5 February 2018

The Atlantic: The War in Yemen and the Making of a Chaos State

Two-thirds of Yemenis were already what the UN called “food insecure” before the Houthis advanced south, but in the nearly three years since then, Yemen and the wider Middle East have plunged into dangerous instability. Never known as an international tourist draw, the country has recently made headlines for outbreaks of cholera and diphtheria—and ballistic missiles that travel hundreds of miles toward the Saudi capital of Riyadh. With the war on isis slowing down in Syria and Iraq, Yemen is now the world’s worst humanitarian crisis. [...]

“Yemen more closely resembles a region of mini-states at varying degrees of war with one another, and beset by a complex range of internal politics and conflicts, than a single state engaged in a binary conflict,” wrote Peter Salisbury, a researcher with the London-based Chatham House policy institute, in a December report on the country. [...]

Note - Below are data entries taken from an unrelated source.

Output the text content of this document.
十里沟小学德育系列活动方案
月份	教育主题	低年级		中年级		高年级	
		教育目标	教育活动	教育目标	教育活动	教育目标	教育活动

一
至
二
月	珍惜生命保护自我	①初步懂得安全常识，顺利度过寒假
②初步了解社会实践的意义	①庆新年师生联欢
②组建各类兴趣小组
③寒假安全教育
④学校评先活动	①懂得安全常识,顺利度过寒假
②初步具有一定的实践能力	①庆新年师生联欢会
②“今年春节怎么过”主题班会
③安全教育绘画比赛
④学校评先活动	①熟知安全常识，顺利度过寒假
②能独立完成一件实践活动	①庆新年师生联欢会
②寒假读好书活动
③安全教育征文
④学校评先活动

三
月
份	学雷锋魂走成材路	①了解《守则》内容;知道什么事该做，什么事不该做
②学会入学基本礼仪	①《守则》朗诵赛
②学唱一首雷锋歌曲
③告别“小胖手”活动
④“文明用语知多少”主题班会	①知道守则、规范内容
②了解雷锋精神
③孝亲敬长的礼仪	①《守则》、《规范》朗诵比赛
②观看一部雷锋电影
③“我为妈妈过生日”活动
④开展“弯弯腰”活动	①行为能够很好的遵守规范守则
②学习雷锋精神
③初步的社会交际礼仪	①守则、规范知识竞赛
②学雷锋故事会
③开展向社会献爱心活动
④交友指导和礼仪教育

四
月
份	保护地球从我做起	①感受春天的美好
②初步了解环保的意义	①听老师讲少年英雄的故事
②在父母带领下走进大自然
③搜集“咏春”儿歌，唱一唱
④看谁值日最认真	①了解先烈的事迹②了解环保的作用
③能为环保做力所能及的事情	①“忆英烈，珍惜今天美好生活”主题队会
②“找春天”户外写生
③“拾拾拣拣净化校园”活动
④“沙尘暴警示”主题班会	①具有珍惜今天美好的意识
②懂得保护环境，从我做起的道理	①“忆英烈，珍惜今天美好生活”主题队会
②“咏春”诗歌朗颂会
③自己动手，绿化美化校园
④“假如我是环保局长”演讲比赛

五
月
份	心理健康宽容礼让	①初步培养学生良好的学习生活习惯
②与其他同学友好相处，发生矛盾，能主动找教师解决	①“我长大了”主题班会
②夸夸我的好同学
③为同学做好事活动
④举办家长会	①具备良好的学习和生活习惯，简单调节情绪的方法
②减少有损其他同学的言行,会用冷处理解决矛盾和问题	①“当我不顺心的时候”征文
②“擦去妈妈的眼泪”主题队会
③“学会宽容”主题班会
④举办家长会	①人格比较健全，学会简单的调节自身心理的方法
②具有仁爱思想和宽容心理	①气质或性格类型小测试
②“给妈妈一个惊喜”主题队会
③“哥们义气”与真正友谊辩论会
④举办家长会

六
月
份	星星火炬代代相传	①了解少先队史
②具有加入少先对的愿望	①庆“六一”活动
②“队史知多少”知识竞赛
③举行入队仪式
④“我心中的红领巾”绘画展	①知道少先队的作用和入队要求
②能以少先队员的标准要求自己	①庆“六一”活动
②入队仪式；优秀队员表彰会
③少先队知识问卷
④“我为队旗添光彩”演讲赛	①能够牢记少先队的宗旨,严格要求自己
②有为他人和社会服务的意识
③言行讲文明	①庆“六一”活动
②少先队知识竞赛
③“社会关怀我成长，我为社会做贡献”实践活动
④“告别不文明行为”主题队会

Alliances with al-Qaeda and other shady actors are everyday business inside Yemen, but the war has only complicated things, said Elisabeth Kendall, a senior research fellow in Arabic and Islamic Studies at Oxford University’s Pembroke College. She’s made multiple trips to Yemen over the years, most recently in August. “Al-Qaeda now don’t hold territory, but they have made strong alliances with tribes,” she said, particularly in the al-Bayda highlands north of Aden, near Houthi forces. “They’re fighting the same mutual enemy—the Houthis—and they’re feeling embattled on various fronts in the home territories against the Houthis. Why would you not hook up with a bunch of guys with guns just because they’re waving black flags?”  [...]

Nearly a third of the Saudi-led coalition airstrikes have hit what local observers at the Yemen Data Project, an independent group that collects information on the war, call “non-military” targets. That category includes marketplaces, water and electricity sites, food storage, hospitals, medical centers, mosques and all those kind of things, Craig said. “Less than 45 percent of Yemen’s medical facilities are now operating because of the conflict. People can’t, a lot of the time, afford to get there.” Since the war began in March 2015, Saudi aircraft have bombed water and electrical infrastructure more than 100 times. Beyond that, “there have been 68 air raids that have targeted medical facilities; 183 that have targeted marketplaces,” Craig said.